Golf-Thomas seeks Ocean Course insight from Woods


FILE PHOTO: Apr 30, 2021; Palm Harbor, Florida, USA; Justin Thomas reacts after his shot on the 1st hole during the second round of the Valspar Championship golf tournament. / Jasen Vinlove-USA TODAY Sports/File Photo

KIAWAH ISLAND, South Carolina (Reuters) - Tiger Woods may not have much experience playing the daunting Ocean Course that will host this week's PGA Championship but that did not stop Justin Thomas from reaching out to his friend for pointers ahead of the year's second major.

The Ocean Course, which at 7,876 yards will play as the longest major in history, is exposed to coastal weather and the potential for strong crosswinds could put a premium on course management and accuracy off the tee.

"I just asked him about the course just in terms of preparing and getting ready," Thomas, speaking during his pre-tournament news conference on Tuesday, said of his talk with 15-times major champion Woods.

"He pretty much hit the nail on the head. It's long, there's a lot of crosswinds, and have a good short game. Bodes well at most places."

Woods, who is recovering at home after suffering career-threatening leg injuries during a one-vehicle crash in February that resulted in a three-week hospital stay, finished 11th at the 2012 PGA Championship in his only event at the Ocean Course.

World number two Thomas has never competed on the Ocean Course but is among the favourites this week as he is in the midst of a strong season in which he has 11 top-25 finishes in 14 events, including a triumph at The Players Championship.

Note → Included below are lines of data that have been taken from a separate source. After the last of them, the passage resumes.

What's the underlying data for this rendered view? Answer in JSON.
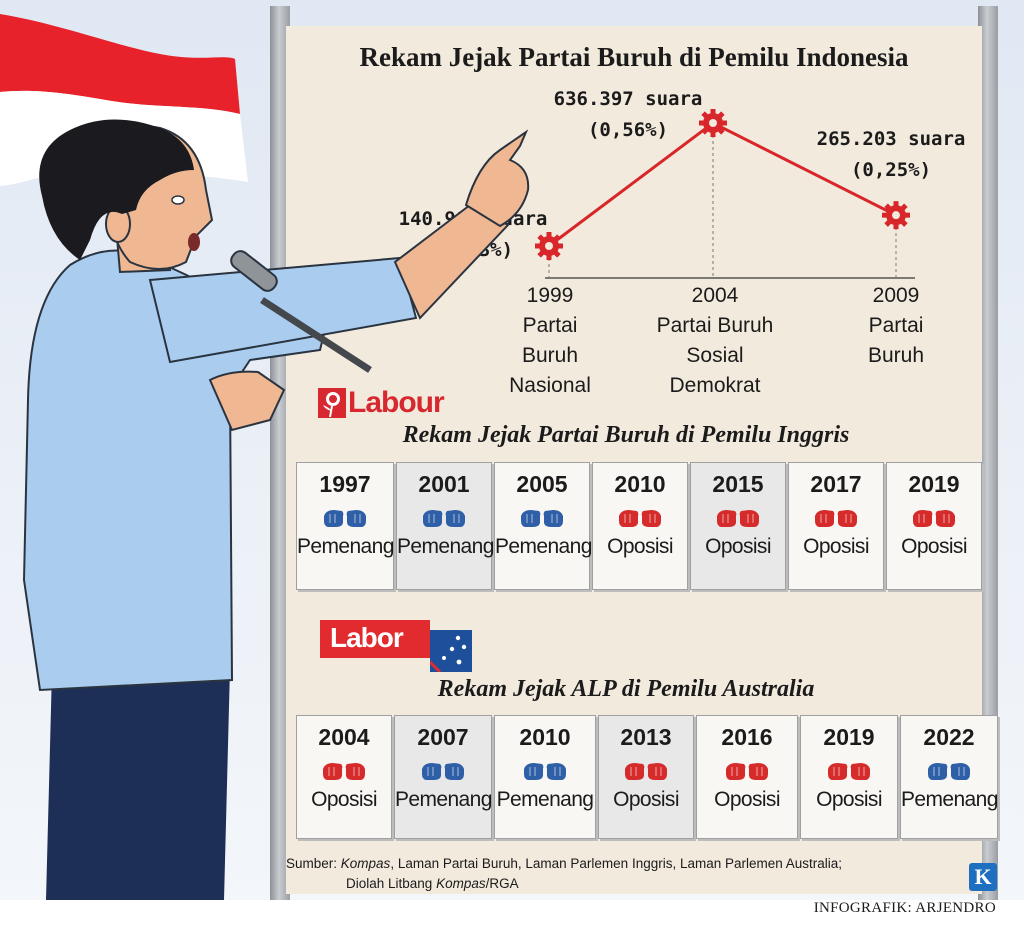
{
  "title_main": "Rekam Jejak Partai Buruh di Pemilu Indonesia",
  "indonesia": {
    "points": [
      {
        "year": "1999",
        "votes": "140.980 suara",
        "pct": "(0,13%)",
        "value": 140980,
        "party": [
          "Partai",
          "Buruh",
          "Nasional"
        ]
      },
      {
        "year": "2004",
        "votes": "636.397 suara",
        "pct": "(0,56%)",
        "value": 636397,
        "party": [
          "Partai Buruh",
          "Sosial",
          "Demokrat"
        ]
      },
      {
        "year": "2009",
        "votes": "265.203 suara",
        "pct": "(0,25%)",
        "value": 265203,
        "party": [
          "Partai",
          "Buruh"
        ]
      }
    ]
  },
  "uk": {
    "logo_text": "Labour",
    "title": "Rekam Jejak Partai Buruh di Pemilu Inggris",
    "results": [
      {
        "year": "1997",
        "result": "Pemenang",
        "win": true
      },
      {
        "year": "2001",
        "result": "Pemenang",
        "win": true
      },
      {
        "year": "2005",
        "result": "Pemenang",
        "win": true
      },
      {
        "year": "2010",
        "result": "Oposisi",
        "win": false
      },
      {
        "year": "2015",
        "result": "Oposisi",
        "win": false
      },
      {
        "year": "2017",
        "result": "Oposisi",
        "win": false
      },
      {
        "year": "2019",
        "result": "Oposisi",
        "win": false
      }
    ]
  },
  "au": {
    "logo_text": "Labor",
    "title": "Rekam Jejak ALP di Pemilu Australia",
    "results": [
      {
        "year": "2004",
        "result": "Oposisi",
        "win": false
      },
      {
        "year": "2007",
        "result": "Pemenang",
        "win": true
      },
      {
        "year": "2010",
        "result": "Pemenang",
        "win": true
      },
      {
        "year": "2013",
        "result": "Oposisi",
        "win": false
      },
      {
        "year": "2016",
        "result": "Oposisi",
        "win": false
      },
      {
        "year": "2019",
        "result": "Oposisi",
        "win": false
      },
      {
        "year": "2022",
        "result": "Pemenang",
        "win": true
      }
    ]
  },
  "source": {
    "prefix": "Sumber: ",
    "kompas": "Kompas",
    "rest": ", Laman Partai Buruh, Laman Parlemen Inggris, Laman Parlemen Australia;",
    "line2_prefix": "Diolah Litbang ",
    "line2_kompas": "Kompas",
    "line2_rest": "/RGA"
  },
  "kompas_logo": "K",
  "credit": "INFOGRAFIK: ARJENDRO",
  "colors": {
    "win": "#2f5fa7",
    "lose": "#d62b2b",
    "line": "#d8262a",
    "labour": "#d7282f",
    "labor": "#e12b2f",
    "board": "#f3eade"
  },
  "icons": {
    "win": "blue-fists-icon",
    "lose": "red-fists-icon",
    "marker": "gear-marker-icon"
  }
}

Thomas played 18 holes at the Ocean Course on Sunday and nine the last two days, which he said gave him an opportunity to see the golf course in two completely opposite winds.

"It could be one of those weeks where you could get a late-early or early-late draw where one could be great, one could be a lot worse," Thomas said about how weather changes over the course of a round could play a larger role than usual.

"But at the end of the day you definitely are going to have to strike your ball solid and consistently to be able to control the flight and the distance to at least keep it on the golf course at some times but be able to hit fairways and greens."